Jennifer Krause Chapeau was born in 1962 in Norwalk, Connecticut. She received a BFA from the University of Michigan School of Art, Magna Cum Laude, in 1984. There she met and studied with Rudolf Arnheim, a pioneer in psychology, visual perception and art; and Gerome Kamrowski an early collaborator with Jackson Pollock. Krause Chapeau moved to New York city and studied at the Studio and Forum of Stage Design, with Lester Polakov, from 1985-87. She gained entrance to The United Scenic Artists Union, Local 829, in 1987, and worked as a freelance scenic artist on major motion pictures and television shows. Scenic painting exposed Krause Chapeau to a wide variety of painting techniques and materials, which influenced her textural works of the 1990's.
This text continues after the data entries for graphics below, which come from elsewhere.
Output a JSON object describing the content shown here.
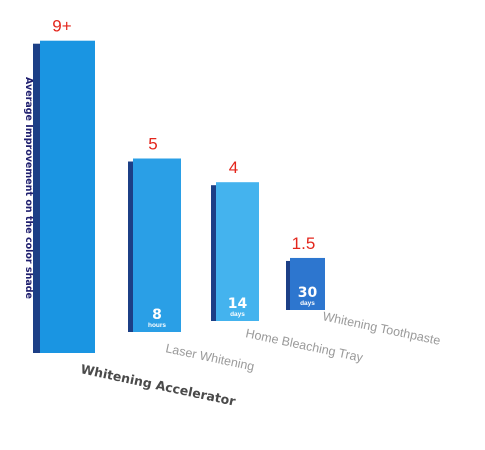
{
  "chart_data": {
    "type": "bar",
    "ylabel": "Average Improvement on the color shade",
    "categories": [
      "Whitening Accelerator",
      "Laser Whitening",
      "Home Bleaching Tray",
      "Whitening Toothpaste"
    ],
    "values": [
      9,
      5,
      4,
      1.5
    ],
    "value_labels": [
      "9+",
      "5",
      "4",
      "1.5"
    ],
    "durations": [
      {
        "number": "",
        "unit": ""
      },
      {
        "number": "8",
        "unit": "hours"
      },
      {
        "number": "14",
        "unit": "days"
      },
      {
        "number": "30",
        "unit": "days"
      }
    ],
    "colors": {
      "bars": [
        "#1a95e2",
        "#2a9fe6",
        "#44b3ee",
        "#2d76cf"
      ],
      "bar_shadow": "#1c3f86",
      "value_label": "#e3261c"
    },
    "legend": "none",
    "grid": false
  }
}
In 2000 she was included in the New Jersey Arts Annual, Into the Millenium, at the Newark Museum. One of 14 artists chosen from across the state, the show included such noteworthy artists as, Sandy Skoglund, Robert Lobe, Geoffrey Hendricks, and Mac Adams. Her work was mentioned in two New York Times reviews of the show, and in the introduction of the exhibition catolog by Joseph Jacobs, then curator of american art at the Newark Museum. He said "These paintings powerfully capture an aspect of contemporary life: the way in which we rely so heavily on our cars, often traveling long distances on a daily basis, and experiencing landscape and life at a very fast pace. There's a meaningful emptiness in these pictures, which seem to be a commentary on our lifestyle." Co-curator Fred Wilson said of her work, " The banality of the image says much more than would seem possible. Her work forces the viewer to focus on the everyday. These images are of fleeting memories- very familiar, yet they are impossibly strange when captured as they are in her paintings. This irony keeps me looking at them".
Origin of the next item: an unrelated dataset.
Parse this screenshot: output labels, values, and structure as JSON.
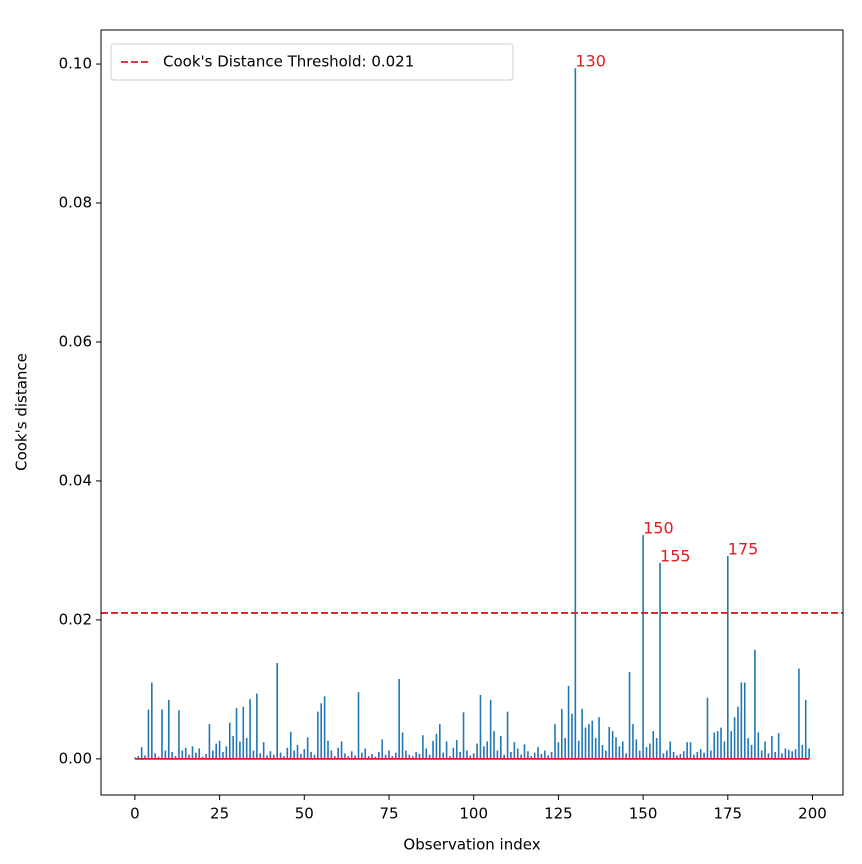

In 2002 she was included in "American Landscapes 2002" curated by Darsie Alexander, of the Baltimore Museum of Art. In 2017 she was selected as a finalist for the Luxembourg Art Prize, her painting in the finalists exhibition was subsequently acquired by Herve Lancelin, collector and director of the Pinacotheque museum in Luxembourg.
Krause Chapeau has shown her work in galleries in NY , NJ, Maryland, Michigan, France and Luxembourg . She has work in private collections in New York, California, New Jersey, New Mexico, Michigan, Maryland, Washington DC, England, France and Luxembourg.
She lives with her husband and three children in Jersey City, New Jersey, and works in her studio at the Yardley building in Union City, New Jersey.